Mylène se fout de la grève. D’après ce qu’elle entend à la télé, les étudiants font du grabuge, brisent des vitres et ils chialent contre le gouvernement. Son père, concierge à la ville de Gaspé, et sa mère, secrétaire dans une firme de comptabilité, disent que ce sont des bébés gâtés.
Mylène pense devenir docteur. Avec le conseiller d’orientation de l’école, elle a regardé ça. C’est long. Ça prend de bonnes notes. Et ça va coûter cher. Le conseiller a beau lui dire qu’avec son salaire de médecin, elle va pouvoir rembourser ses prêts, Mylène n’est plus sûre. Avec ces 100 000 dollars, elle pourrait faire bien autre chose. Et puis, on peut aider le monde autrement.
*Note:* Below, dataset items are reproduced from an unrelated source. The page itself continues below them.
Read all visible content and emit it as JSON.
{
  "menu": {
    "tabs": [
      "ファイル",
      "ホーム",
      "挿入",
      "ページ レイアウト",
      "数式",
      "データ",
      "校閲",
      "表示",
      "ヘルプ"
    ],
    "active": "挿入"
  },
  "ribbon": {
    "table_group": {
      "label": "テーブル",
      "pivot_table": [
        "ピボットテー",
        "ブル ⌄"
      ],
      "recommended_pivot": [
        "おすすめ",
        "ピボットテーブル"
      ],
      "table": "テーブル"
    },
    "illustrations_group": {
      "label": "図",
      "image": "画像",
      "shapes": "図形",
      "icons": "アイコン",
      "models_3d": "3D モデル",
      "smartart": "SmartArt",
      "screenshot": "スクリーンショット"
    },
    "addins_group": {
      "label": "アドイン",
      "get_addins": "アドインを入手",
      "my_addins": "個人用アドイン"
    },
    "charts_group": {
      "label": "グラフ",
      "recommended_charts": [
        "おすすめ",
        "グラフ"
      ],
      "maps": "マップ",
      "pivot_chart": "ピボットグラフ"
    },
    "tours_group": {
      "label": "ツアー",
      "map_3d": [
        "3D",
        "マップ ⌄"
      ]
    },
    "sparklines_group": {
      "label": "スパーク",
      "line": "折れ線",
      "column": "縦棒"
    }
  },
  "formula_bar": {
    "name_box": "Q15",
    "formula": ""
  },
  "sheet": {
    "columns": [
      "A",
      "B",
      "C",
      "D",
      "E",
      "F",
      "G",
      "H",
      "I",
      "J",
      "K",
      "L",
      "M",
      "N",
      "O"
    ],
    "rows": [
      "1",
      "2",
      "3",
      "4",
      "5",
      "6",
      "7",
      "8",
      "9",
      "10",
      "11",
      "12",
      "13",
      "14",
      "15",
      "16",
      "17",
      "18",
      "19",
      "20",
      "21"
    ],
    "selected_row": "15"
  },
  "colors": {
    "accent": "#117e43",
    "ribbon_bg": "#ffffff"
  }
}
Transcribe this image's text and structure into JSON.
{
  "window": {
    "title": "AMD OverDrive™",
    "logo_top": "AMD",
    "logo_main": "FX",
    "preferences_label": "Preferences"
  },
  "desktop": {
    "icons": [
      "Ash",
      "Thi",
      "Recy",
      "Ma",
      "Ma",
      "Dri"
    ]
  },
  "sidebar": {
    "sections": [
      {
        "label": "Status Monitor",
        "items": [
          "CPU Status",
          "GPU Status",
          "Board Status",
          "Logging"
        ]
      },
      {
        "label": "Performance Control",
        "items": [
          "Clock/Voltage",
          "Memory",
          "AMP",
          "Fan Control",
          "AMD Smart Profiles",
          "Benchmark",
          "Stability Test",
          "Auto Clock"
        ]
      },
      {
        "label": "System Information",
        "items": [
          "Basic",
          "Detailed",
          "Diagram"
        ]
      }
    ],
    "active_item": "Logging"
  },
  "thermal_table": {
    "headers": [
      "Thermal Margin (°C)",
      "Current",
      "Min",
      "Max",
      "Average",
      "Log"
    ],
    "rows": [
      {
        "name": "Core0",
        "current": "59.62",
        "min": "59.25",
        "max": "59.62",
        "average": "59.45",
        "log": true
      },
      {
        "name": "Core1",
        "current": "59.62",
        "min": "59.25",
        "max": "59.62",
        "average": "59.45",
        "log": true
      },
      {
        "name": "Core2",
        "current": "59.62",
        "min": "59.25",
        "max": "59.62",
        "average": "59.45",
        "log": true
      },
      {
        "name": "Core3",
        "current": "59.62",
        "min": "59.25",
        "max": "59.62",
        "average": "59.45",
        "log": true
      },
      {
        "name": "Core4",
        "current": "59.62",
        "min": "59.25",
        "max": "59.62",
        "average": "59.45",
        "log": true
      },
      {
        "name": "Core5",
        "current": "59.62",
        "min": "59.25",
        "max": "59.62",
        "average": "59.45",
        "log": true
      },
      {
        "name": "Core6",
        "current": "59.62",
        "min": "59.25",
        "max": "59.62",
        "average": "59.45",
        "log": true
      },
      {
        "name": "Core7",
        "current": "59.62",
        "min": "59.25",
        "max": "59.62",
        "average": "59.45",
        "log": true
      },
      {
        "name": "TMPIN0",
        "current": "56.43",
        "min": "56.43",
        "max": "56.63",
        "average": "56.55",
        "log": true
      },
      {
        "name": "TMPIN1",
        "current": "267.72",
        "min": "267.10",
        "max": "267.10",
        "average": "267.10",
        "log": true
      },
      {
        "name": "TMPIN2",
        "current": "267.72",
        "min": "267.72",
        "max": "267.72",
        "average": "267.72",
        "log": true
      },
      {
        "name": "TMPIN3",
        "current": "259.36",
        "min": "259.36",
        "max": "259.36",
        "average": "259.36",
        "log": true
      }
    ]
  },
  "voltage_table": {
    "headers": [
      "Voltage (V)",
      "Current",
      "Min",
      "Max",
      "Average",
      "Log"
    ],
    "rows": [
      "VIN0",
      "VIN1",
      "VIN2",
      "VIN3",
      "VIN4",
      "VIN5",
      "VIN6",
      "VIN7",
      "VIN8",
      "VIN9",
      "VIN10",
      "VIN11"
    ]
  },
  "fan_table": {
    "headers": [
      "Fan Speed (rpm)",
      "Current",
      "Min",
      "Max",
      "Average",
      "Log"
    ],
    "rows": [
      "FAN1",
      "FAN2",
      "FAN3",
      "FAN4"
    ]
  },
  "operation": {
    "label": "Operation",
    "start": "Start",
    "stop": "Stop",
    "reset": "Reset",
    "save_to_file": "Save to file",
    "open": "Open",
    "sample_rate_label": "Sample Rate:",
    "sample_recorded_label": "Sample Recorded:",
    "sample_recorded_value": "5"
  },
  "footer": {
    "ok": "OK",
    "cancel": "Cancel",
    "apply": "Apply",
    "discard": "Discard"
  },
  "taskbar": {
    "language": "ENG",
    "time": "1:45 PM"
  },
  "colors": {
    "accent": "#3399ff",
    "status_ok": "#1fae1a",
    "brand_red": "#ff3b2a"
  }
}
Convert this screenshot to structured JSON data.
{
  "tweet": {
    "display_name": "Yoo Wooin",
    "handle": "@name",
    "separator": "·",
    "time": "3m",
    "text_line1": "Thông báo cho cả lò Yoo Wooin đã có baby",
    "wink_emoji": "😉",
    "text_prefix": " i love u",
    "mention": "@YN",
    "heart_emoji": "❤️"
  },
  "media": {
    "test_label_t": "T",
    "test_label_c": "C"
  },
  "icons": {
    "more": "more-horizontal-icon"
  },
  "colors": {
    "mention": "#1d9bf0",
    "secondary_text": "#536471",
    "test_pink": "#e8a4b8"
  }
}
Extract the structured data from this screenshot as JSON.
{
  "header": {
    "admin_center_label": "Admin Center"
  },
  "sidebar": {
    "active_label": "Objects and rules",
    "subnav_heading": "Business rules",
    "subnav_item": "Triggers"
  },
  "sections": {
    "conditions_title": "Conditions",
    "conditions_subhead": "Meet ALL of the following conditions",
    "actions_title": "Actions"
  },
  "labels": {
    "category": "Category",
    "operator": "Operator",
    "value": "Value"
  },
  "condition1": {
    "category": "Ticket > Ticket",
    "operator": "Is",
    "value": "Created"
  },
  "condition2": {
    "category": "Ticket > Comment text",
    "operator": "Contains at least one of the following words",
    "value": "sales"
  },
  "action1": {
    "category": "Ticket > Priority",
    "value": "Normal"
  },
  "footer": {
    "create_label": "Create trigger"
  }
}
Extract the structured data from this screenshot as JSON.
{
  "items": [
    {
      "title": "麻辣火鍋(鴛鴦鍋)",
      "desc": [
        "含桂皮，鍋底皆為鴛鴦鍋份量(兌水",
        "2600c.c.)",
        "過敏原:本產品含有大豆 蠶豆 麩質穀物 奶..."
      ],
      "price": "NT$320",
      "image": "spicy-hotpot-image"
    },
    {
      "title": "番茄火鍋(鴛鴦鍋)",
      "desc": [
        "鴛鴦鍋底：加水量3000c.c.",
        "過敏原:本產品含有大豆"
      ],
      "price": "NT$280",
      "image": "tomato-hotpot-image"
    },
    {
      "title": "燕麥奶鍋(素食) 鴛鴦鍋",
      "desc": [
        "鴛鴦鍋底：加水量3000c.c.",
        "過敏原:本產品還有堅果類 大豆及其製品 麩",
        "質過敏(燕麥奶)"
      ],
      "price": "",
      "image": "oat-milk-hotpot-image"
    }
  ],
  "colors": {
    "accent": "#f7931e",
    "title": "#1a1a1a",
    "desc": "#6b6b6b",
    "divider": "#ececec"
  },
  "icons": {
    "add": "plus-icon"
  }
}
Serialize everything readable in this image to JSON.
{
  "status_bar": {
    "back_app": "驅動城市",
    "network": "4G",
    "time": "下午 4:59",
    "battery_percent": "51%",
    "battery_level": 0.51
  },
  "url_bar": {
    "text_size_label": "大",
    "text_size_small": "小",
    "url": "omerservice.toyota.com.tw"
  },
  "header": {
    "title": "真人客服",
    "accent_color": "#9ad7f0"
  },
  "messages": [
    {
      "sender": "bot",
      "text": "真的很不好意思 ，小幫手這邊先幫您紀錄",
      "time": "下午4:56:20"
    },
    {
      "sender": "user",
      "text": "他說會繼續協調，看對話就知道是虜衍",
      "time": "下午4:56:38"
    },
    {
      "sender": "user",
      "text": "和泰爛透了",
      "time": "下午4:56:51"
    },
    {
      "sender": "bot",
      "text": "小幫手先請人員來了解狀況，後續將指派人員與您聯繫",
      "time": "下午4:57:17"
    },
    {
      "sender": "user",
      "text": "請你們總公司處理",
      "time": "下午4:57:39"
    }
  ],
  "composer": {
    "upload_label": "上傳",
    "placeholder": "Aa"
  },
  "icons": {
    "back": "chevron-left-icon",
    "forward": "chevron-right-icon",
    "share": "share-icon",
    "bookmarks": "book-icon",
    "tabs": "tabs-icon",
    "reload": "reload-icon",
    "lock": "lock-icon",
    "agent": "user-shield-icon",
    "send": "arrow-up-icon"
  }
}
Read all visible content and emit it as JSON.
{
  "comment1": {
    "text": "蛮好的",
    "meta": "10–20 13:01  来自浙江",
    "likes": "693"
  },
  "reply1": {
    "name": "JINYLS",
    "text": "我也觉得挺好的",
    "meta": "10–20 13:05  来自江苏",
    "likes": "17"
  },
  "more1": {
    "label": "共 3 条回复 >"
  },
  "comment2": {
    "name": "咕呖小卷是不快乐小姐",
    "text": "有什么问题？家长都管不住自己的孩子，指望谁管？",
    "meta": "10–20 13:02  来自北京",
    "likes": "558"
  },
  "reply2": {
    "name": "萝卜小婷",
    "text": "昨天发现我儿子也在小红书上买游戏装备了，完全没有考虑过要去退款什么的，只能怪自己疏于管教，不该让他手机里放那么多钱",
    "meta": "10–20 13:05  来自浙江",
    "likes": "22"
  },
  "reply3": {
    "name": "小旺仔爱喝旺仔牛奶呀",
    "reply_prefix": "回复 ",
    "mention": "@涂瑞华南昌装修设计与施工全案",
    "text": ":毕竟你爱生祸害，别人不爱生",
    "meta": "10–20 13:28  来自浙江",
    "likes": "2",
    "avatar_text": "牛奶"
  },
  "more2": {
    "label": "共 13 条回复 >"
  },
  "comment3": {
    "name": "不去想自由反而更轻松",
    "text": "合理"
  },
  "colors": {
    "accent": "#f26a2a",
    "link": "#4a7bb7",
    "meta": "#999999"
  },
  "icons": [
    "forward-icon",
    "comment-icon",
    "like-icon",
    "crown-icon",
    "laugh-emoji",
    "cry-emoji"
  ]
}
Mylène décide plutôt de devenir infirmière.
Théo, 1 an.
Théo babille joyeusement sur ses thèmes préférés : « maman », « papa », « chat » et « chien ». Ah! Et « concombre » aussi!
Il ne le sait pas encore, mais ses parents pensent déjà à son avenir. Ils n’ont pas beaucoup d’argent, mais ils ont pu étudier comme ils ont voulu. Et ils voudraient que Théo ait la même chance. Dans le contexte actuel, ils ne sont pas sûrs que Théo ait les mêmes possibilités qu’eux. Heureusement, ils ont appris à placer des sous pour obtenir le maximum de retour d’impôts. Ils font des placements pour obtenir des subventions, accumuler un capital et des intérêts. Si Théo veut étudier, le talent ne suffit plus. La motivation non plus.
La clé maintenant, c’est l’argent.
Daphnée, 19 ans
Normalement, Daphnée devait terminer ses sciences pures ce printemps. Cet automne, elle emménage dans les résidences et commence son bac en génie électrique à l’Université de Sherbrooke. Normalement.
Mais Daphnée a voté pour la grève. Elle a marché. Le 21 février, le 29, le 5 mars, le 8, le 13, le 22 mars, le 23, le 29 mars, le 5 avril, le 10, le 11, le 16 avril. Le 20 avril, elle pleurait devant sa télévision en voyant des gens se faire matraquer pendant que son Premier ministre lançait une blague. Le 22 avril, son espoir remontait grâce au Jour de la Terre. Le 23 et le 24 avril, Daphnée attendait, pendant que des négociations se déroulaient, enfin! Puis la déception. Une excuse bidon pour arrêter la discussion.
Daphnée sait que sa session est compromise. Qu’elle ne commencera pas l’université cet automne.
Elle pourrait rentrer chez elle. Après tout, elle est fatiguée. Elle pourrait demander une injonction pour forcer les cours. Son père est avocat. Et la hausse ne la touchera pas vraiment : ses parents ont les moyens de payer et elle terminera son bac avant le maximum. Elle y a pensé.
Mais elle rêve que tous aient le droit d’étudier, sans s’endetter jusqu’à leur retraite.
Alors, Daphnée espère encore. Elle vote encore. Elle marche encore.